É cogente a percepção desse lugar, que denominamos como Ponto Zero, a fim de que possamos nos tornar conscientes das energias dominantes na dualidade da existência, tornando clara a responsabilidade advinda das consequências, decorrentes das decisões de lidarmos com essas mesmas energias, na condição de reféns ou protagonistas.

Uma vez cônscios de, que, todas as nossas decisões são motivadas pelas frequências, que, uma vez transformadas em energias, alimentam o nosso subconsciente por meio das vibrações emanadas de cores, sons e imagens. Portanto, nutrindo com discernimento e parcimônia a nossa autoconsciência, será possível exercer conosco mesmo, o gentil cuidado e a sensibilidade, a fim de possamos convidar para um chá, logo após cear nesse faustoso Banquete de sentidos e sentimentos, o reflexo de todas as nossas sombras, projetadas sobre o espelho da vida; transformando assim, a nossa escura caverna, num solar vibrante, aonde os monstros; sem tribunal, nem religião; são respeitosamente amansados, de forma amorosa, através do autocuidado, autoestima e auto-honestidade.

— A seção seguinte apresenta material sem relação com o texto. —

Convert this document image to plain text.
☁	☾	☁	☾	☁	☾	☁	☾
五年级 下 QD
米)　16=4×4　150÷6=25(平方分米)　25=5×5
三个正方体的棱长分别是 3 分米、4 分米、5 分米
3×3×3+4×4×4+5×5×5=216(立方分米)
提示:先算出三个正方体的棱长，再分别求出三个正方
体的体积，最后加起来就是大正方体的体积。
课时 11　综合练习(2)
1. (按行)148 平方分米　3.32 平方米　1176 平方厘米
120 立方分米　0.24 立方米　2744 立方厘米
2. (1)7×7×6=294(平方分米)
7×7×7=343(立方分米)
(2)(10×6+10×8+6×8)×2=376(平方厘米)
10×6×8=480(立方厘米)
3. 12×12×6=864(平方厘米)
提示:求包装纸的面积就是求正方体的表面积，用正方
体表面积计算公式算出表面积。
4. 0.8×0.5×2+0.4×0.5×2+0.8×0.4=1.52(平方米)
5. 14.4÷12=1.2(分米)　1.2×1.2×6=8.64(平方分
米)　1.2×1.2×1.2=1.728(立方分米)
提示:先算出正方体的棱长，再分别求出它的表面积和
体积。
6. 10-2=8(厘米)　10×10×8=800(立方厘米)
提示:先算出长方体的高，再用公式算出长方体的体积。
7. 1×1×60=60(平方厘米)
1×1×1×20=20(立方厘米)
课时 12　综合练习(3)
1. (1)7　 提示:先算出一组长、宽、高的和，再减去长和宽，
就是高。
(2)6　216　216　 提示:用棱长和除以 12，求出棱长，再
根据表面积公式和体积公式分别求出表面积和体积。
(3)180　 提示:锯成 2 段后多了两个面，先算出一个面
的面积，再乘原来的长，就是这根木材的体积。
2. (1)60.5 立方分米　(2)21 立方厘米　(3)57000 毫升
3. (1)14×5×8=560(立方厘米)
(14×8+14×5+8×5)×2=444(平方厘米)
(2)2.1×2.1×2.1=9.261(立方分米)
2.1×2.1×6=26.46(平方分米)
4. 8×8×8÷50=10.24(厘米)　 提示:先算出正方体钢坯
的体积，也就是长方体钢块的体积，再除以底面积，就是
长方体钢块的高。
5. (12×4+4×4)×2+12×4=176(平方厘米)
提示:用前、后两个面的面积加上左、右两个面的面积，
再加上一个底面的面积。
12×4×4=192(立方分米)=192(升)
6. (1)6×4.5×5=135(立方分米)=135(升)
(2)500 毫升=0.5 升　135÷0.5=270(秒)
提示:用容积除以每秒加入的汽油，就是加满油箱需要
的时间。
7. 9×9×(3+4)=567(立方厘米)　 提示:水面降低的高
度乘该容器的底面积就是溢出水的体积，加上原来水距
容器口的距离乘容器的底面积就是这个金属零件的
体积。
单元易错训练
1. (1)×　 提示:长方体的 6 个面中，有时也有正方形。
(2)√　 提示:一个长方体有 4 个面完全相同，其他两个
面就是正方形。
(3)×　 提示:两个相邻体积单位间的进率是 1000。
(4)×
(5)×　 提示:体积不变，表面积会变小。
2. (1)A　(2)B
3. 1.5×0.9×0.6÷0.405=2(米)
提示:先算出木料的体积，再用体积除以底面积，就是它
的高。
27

Esse arrebatador processo, vem sendo motivado pela redescoberta do próprio fogo interior, gerador da revolução histórica desse homem, que, pensa que sabe, o que pensa; fazendo com, que, finalmente ele abandone a escuridão da sua caverna, iluminando-a através da própria Chama Criativa, que é o seu Fogo-Semente; essa centelha de vida, que outrora, fora usurpada e feita refém, por um equivocado pastor chamado Nero.

Do mesmo modo, nessa extraordinária Revolução do Bicho-homem, este obscuro império está a se desfazer, dissipando-se como nuvens ao vento, perante essa mesma chama, erguida como tocha acesa pela autoconsciência, no decurso dessa pesada peleja, sucedida entre a jubilosa luz e a nubilosa escuridão, de onde o ser humano ressurge, alçando o mitológico voo da Fênix, guiando impavidamente a sua matilha, através dos verdejantes prados Gaianos.



[1] Denominação dada ao tráfico de pessoas Africanas através do oceano atlântico.